Stress may play 'critical role' in OAB, IC/PBS

January 1, 2010

Stress is a key component of functional urinary tract disorders and plays a critical role in the exacerbation, and perhaps development, of urinary tract conditions such as overactive bladder and interstitial cystitis/painful bladder syndrome (IC/PBS).

Key Points

San Francisco-Stress is a key component of functional urinary tract disorders and plays a critical role in the exacerbation, and perhaps development, of urinary tract conditions such as overactive bladder and interstitial cystitis/painful bladder syndrome (IC/PBS), according to a study presented at the International Continence Society annual meeting.

In this preliminary study, UCLA investigators set out to characterize changes in micturition frequency, anxiety-related behavior, bladder pathology, and gene expression in rats after exposure to water avoidance (WA) stress.

Twenty-four adult female Wistar rats, a strain genetically predisposed to enhanced anxiety, were exposed to WA stress-a potent psychological stressor associated with heightened elevations of stress hormones-or sham.

"We suspected a similar effect on the urinary tract," said first author Ariana L. Smith, MD, a female urology fellow at UCLA at the time of the study, working with Larissa V. Rodriguez, MD, and colleagues.

In this study, rats were placed on top of a small glass pedestal in a plastic container filled with water for 1 hour each day for 10 consecutive days. Sham rats were also placed on a pedestal, but their containers remained dry.

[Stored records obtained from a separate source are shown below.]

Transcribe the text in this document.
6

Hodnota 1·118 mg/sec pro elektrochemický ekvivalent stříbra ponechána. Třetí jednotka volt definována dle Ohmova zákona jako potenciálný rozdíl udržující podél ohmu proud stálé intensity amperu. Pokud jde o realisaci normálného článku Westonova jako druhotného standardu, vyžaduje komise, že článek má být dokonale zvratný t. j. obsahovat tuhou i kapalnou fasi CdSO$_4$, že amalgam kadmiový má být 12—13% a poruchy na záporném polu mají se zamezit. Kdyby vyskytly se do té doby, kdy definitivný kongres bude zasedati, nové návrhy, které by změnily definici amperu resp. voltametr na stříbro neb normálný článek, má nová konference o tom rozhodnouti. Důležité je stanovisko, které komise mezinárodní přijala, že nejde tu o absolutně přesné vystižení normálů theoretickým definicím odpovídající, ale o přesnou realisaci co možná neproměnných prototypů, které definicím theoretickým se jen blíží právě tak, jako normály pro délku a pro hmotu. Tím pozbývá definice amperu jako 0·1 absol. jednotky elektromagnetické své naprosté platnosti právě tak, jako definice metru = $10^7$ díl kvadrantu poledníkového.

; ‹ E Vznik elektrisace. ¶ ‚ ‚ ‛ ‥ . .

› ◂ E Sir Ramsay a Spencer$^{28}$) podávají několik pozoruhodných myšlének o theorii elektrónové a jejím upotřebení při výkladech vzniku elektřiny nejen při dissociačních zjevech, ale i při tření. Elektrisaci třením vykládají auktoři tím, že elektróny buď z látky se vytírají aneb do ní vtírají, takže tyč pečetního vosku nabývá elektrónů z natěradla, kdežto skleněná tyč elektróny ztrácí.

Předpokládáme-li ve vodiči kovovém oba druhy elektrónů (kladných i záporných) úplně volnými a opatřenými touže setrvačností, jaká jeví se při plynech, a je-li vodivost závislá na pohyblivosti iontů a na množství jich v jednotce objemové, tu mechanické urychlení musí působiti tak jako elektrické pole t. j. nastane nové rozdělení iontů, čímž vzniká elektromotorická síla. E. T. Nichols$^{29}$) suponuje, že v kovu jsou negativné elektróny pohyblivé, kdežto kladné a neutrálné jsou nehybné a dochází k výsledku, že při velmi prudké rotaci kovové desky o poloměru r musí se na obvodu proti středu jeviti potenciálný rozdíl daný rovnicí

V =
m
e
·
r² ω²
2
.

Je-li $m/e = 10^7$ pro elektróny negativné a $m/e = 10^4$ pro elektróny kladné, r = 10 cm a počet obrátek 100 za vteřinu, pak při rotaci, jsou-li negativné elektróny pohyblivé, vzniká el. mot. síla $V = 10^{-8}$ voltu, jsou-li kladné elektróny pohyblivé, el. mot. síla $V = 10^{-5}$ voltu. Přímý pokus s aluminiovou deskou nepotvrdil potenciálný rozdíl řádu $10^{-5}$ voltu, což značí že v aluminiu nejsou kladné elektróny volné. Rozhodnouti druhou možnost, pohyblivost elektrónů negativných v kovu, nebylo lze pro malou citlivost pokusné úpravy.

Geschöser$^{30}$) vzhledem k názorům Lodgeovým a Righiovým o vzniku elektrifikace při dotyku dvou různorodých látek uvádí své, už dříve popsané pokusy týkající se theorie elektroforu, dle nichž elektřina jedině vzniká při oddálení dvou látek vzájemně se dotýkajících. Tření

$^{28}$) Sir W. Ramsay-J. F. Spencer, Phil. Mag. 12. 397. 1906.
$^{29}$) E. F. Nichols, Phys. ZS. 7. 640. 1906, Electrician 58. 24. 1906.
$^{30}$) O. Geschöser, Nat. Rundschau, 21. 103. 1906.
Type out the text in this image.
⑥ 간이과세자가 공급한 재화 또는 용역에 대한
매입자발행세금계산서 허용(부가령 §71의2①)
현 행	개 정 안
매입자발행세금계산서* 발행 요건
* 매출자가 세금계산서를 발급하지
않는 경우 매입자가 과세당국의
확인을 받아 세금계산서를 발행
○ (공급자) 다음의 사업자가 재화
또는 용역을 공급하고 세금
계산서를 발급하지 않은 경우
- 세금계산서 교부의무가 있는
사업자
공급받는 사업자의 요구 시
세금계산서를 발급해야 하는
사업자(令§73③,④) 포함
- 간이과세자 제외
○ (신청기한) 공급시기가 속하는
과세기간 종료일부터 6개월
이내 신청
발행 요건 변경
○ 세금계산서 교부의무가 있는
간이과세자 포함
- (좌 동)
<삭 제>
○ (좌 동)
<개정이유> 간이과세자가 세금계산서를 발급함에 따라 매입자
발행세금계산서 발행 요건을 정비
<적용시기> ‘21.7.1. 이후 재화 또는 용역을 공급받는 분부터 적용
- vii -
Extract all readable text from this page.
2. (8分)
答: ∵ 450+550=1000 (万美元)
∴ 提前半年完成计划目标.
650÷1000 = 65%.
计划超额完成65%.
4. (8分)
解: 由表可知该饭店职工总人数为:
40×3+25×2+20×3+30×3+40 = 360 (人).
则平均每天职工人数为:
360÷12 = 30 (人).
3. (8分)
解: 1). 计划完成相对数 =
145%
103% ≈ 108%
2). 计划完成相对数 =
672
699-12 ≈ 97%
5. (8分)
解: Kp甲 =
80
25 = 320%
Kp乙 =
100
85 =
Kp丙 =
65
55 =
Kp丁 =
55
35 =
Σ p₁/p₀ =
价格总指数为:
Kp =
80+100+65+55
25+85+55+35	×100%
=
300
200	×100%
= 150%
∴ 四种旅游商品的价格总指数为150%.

Immediately following each protocol, the animals were moved to a metabolic cage for a 2-hour voiding assessment, including frequency of urination, voiding intervals and volume, and a fecal pellet count. Urine norepinephrine levels were determined by enzyme-linked immunoabsorbent assay on days 1 and 10, which were deemed to represent acute and chronic stress, respectively. All assessments were compared to baseline values.

Four animals were sacrificed on day 10, their bladders harvested, and bladder tissue histologically examined for structural changes. CD-31 antibody immunofluoresence was used to quantify angiogenesis in the tissue. RNA was extracted, and real-time polymerase chain reaction was used to quantify gene expression.

The remaining eight animals in each group underwent repeat voiding assessments every 3 to 4 days for a month, with repeated WA stress or sham for 10 days before the bladder of each animal was harvested and tested.

The team found that stress-exposed rats developed persistent and significant changes in micturition parameters, including increased urinary frequency and decreases in latency to first void, voiding interval, and volume of first void (approximately half in the stressed animals). They noted that changes in micturition parameters persisted for at least 1 month after the stress protocol ended. In addition, the stressed rats expressed anxiety-like behavior, enhanced fecal pellet excretion, and increased bladder angiogenesis.

In addition, gene expression data showed a trend toward lower expression of nerve growth factor and significantly lower expression of brain derived neurotrophic factor (BDNF) in the stressed animals, suggesting possible links between stress, depression, and decreased expression of BDNF, a finding the team said warrants follow-up studies.

"This appears to be very promising early data, suggesting that this work may represent a novel animal model for studying PBS and OAB," said Dr. Smith, currently an assistant professor of urology at the University of Pennsylvania, Philadelphia. "The robust and long-lasting alterations and end-organ changes connecting stress to pathological findings in this study may provide insight into the pathophysiology of complex voiding disorders."